Repealing “net neutrality” regulations “would be the final pillow in (the internet’s) face,” said The New York Times. The ACLU said it “risks erosion of the biggest free-speech platform the world has ever known.” CNET declared that “net neutrality repeal means your internet may never be the same.” CNN labeled repeal the “end of the internet as we know it.” …

A year later, none of the horror stories came true. In fact, average internet speeds climbed by roughly a third last year. The number of homes with access to fiber internet jumped 23% last year, according to the Fiber Broadband Association.

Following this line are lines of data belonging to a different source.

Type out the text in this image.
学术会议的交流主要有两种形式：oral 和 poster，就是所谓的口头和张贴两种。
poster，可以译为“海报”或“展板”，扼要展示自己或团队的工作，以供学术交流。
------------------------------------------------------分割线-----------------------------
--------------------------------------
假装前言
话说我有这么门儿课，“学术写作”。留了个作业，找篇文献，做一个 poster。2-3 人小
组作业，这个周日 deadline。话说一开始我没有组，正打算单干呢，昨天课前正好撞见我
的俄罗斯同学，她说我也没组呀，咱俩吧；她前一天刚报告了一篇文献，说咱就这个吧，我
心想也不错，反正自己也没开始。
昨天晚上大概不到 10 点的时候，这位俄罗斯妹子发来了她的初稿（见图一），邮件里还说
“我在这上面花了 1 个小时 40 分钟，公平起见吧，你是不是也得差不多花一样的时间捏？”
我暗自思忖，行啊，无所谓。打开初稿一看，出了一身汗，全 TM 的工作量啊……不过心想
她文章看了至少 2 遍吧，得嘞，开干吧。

Keeping some perspective as these panics and maniacs work their way through our communities — whether at the national, state, or local levels — is a good practice.



  • Mike678

    So true…lies and hyperbole to deflect from their desire to control. Freedom is under threat in this great nation.

  • Joe Smith

    Yes, there was a lot of hyperbole from critics of repeal. I’m not sure speed and access were the major concerns (although nice items to raise fear for sure); but more on content throttling. Of course, bandwidth throttling was happening before 2017 as well.

    The lurch to efficiency over equity can often bring about sufficient competition and market innovations to overcome concerns; that appears to be the case so far, especially as markets become more transparent (you can get an app to check if your ISP is throttling for example).